Community
Lawyers seek depopulation of Massachusetts prisons due to COVID-19 spike
(Boston, MA) Thursday, Prisoners’ Legal Services of Massachusetts filed papers seeking a preliminary injunction asking the Department of Correction
to take drastic steps to stop the spread of COVID-19 in its prisons. Filed in Suffolk Superior Court, the brief in Foster v. Mici describes what the group calls extreme overcrowding that has led to increased infection and death among incarcerated people.
“It is urgent that DOC make full use of all the public health and legal tools they have to protect incarcerated people, their families, DOC staff, and the community from COVID-19,” said Elizabeth Matos, Executive Director of Prisoners’ Legal Services. “The failure to create the opportunity to distance inside prison walls has resulted in uncontrolled outbreaks, mass sickness and preventable deaths in the Commonwealth’s prisons, including 5 in the last month alone.”
According to a statement released by the group, from the beginning of March until DOC data cuts off in early September 2020, there were 286 medical parole petitions filed, of which 8 had been granted.

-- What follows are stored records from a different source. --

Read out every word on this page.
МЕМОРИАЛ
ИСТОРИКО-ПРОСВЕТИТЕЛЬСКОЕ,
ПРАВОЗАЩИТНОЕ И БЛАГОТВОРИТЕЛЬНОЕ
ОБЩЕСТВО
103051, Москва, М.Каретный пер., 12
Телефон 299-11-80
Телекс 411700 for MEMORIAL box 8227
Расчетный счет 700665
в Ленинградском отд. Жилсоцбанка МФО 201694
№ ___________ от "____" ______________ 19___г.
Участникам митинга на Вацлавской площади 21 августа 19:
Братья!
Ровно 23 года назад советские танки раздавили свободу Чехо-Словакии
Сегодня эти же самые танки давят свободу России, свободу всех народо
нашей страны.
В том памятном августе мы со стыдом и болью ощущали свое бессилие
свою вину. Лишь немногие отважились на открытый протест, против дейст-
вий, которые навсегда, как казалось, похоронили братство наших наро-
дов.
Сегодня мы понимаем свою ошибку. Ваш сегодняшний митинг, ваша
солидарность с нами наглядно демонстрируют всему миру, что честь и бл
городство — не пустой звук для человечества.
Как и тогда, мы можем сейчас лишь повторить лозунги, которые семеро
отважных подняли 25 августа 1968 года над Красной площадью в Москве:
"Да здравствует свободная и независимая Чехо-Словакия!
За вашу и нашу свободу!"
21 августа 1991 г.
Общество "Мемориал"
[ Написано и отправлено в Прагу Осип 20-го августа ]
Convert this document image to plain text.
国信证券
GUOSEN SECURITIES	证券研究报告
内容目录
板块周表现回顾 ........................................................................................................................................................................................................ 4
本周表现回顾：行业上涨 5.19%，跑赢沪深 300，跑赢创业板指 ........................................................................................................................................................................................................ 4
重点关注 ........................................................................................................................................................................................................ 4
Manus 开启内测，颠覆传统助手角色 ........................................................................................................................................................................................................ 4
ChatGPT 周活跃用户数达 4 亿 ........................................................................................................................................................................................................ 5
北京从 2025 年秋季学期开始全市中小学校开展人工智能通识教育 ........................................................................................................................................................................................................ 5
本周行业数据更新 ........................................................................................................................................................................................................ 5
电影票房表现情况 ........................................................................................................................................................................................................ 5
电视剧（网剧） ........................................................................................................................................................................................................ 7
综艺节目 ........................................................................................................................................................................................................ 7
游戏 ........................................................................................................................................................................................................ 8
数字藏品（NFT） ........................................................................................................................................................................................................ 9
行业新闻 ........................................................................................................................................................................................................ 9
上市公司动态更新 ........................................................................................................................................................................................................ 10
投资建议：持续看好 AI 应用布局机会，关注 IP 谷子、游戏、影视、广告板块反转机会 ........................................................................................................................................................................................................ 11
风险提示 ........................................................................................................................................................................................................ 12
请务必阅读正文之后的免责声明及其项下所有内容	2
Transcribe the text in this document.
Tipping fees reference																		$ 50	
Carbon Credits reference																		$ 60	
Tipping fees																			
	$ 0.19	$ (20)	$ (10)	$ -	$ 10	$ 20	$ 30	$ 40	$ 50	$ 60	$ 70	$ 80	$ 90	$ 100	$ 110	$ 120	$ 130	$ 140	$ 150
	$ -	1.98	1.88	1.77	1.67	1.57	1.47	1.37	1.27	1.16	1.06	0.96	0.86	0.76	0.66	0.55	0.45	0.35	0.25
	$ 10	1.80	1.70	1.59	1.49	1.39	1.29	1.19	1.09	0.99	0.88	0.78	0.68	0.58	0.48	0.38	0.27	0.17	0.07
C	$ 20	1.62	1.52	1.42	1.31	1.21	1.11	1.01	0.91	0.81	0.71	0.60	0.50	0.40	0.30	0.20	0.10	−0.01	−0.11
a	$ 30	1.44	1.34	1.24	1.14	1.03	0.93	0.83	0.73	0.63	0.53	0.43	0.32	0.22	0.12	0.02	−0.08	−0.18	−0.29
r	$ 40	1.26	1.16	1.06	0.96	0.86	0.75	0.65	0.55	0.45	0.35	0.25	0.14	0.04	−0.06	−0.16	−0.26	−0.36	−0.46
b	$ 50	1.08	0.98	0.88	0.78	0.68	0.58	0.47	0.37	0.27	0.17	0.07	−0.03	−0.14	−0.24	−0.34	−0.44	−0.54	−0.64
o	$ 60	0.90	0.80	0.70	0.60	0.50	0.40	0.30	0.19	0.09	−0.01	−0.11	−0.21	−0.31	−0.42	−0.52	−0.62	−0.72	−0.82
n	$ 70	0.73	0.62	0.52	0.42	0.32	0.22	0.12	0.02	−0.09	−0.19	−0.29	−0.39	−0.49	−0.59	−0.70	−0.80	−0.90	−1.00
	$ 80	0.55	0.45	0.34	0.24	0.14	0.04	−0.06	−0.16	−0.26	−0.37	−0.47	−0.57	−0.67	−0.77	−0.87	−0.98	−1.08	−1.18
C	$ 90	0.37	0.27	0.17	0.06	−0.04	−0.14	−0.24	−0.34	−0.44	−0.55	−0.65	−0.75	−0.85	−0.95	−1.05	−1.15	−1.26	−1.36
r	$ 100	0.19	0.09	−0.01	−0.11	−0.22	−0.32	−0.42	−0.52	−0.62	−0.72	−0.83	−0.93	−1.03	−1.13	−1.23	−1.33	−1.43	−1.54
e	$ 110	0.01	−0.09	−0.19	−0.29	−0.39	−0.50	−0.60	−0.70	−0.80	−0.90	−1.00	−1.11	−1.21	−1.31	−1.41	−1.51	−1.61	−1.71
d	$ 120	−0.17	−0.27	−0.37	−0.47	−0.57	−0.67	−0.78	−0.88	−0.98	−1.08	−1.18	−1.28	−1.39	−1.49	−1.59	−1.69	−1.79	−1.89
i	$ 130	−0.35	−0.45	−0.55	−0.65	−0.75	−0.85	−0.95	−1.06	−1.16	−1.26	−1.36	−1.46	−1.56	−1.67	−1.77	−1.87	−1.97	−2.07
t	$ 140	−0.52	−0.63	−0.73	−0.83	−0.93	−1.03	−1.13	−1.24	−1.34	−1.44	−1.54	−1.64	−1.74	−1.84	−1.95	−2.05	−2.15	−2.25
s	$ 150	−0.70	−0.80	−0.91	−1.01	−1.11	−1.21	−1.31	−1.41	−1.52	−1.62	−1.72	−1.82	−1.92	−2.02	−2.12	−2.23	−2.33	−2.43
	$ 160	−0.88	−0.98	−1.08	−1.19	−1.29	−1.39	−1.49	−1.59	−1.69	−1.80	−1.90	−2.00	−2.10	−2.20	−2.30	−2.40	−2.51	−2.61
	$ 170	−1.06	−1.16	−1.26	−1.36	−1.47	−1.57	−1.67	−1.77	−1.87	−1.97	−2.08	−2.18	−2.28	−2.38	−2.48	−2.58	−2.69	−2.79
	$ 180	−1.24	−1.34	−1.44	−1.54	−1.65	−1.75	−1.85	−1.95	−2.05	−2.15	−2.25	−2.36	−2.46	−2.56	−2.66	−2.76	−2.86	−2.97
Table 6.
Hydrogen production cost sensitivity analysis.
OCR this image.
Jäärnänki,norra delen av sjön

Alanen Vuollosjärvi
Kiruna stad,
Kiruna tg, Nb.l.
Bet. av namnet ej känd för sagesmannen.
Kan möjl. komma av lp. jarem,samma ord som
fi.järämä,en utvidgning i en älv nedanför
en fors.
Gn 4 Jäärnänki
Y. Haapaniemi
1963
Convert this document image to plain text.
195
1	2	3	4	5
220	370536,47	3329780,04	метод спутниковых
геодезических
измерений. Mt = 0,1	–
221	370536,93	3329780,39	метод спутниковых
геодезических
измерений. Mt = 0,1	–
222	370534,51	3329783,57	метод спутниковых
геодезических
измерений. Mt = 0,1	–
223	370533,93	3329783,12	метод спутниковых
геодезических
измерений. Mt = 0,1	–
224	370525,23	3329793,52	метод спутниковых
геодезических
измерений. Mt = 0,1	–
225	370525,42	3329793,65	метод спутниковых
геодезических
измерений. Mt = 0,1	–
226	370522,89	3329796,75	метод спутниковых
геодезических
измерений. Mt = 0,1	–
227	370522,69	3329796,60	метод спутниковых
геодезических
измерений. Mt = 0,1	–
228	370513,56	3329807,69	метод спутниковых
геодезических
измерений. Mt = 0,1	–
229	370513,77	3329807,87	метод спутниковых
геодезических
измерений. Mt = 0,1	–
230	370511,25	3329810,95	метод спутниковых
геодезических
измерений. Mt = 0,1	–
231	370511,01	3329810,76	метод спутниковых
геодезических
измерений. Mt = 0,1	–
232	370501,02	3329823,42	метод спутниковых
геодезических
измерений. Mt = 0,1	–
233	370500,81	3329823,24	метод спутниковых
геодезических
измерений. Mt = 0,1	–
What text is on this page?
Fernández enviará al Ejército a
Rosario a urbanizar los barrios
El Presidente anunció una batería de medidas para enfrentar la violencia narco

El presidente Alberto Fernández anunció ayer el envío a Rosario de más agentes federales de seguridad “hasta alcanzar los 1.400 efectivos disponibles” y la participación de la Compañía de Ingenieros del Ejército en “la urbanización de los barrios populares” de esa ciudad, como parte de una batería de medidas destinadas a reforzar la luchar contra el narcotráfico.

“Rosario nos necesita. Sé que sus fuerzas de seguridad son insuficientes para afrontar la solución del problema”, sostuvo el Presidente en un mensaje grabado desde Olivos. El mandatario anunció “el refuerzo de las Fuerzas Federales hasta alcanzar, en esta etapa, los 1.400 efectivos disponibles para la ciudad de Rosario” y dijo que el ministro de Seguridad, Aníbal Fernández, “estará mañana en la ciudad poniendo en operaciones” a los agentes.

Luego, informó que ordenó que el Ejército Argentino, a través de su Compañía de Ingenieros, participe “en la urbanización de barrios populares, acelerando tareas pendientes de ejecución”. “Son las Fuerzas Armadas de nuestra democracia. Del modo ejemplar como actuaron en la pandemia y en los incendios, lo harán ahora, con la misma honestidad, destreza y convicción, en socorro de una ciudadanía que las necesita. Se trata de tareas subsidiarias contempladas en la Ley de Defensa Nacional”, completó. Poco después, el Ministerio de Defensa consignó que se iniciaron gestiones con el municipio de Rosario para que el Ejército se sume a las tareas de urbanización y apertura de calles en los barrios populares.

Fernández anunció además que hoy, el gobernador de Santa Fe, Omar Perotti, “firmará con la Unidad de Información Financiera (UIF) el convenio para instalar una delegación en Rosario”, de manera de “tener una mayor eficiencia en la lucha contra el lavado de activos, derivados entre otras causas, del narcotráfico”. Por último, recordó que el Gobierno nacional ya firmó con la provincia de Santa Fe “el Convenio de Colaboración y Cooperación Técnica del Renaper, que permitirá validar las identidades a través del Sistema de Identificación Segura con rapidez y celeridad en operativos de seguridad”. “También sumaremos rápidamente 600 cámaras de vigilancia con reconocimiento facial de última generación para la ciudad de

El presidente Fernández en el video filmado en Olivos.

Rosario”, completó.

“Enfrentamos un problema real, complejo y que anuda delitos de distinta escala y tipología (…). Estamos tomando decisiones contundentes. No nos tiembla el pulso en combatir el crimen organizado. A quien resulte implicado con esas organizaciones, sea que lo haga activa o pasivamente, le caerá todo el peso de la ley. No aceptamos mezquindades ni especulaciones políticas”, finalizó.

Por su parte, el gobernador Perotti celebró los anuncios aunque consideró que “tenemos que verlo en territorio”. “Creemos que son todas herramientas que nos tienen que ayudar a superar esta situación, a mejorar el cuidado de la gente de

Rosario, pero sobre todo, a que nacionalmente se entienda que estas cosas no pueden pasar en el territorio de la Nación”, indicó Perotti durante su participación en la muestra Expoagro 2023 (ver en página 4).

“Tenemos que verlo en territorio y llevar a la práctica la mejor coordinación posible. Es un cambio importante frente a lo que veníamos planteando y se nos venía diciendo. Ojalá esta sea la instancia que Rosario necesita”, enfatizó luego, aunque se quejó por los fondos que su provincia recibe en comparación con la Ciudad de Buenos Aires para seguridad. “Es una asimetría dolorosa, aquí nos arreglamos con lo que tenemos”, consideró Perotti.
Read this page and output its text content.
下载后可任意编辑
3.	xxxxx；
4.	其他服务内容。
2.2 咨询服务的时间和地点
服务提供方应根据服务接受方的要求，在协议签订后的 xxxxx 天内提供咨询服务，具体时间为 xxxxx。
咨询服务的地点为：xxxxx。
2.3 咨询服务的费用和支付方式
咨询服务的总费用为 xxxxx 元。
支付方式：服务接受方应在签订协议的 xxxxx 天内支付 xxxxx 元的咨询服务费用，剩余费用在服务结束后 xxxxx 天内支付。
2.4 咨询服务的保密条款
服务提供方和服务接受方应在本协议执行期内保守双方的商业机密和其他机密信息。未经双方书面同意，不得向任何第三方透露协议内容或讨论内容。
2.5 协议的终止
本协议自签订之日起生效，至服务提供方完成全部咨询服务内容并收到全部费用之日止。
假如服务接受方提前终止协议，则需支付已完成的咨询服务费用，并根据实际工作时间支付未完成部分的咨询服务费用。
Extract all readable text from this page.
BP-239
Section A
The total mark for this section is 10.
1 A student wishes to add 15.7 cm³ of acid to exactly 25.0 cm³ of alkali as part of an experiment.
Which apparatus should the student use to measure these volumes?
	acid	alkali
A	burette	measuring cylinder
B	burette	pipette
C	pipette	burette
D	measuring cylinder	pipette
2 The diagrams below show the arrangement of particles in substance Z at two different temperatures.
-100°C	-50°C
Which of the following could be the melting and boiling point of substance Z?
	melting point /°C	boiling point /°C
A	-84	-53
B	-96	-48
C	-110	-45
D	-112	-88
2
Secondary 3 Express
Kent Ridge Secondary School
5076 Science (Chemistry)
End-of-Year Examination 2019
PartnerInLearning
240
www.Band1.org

“Despite the Supreme Judicial Court explicitly affirming DOC Commissioner Carol Mici’s authority to release prisoners on home confinement in a June decision she still has not released a single person to home confinement. The densest prisons have experienced the greatest outbreaks. Four prisons account for 1,069 new infections since October 29, nearly all of the total of 1,085 new infections during that period. MCI-Norfolk, operating at 111 percent of its design capacity, had 416 infections. MCI-Shirley, at 105 percent of capacity, had 280 infections. NCCI Gardner, at 140 percent capacity, had 162 infections. MCI Concord, where 72 percent share a cell with at least one other person, and 108 share with two or more, had 284 cases.”
The brief includes accounts of 40 incarcerated people describing daily close contact with other prisoners and staff while in meal lines, receiving medications, on work assignments, moving about the prison, making phone calls, and in cells that house more than one incarcerated person.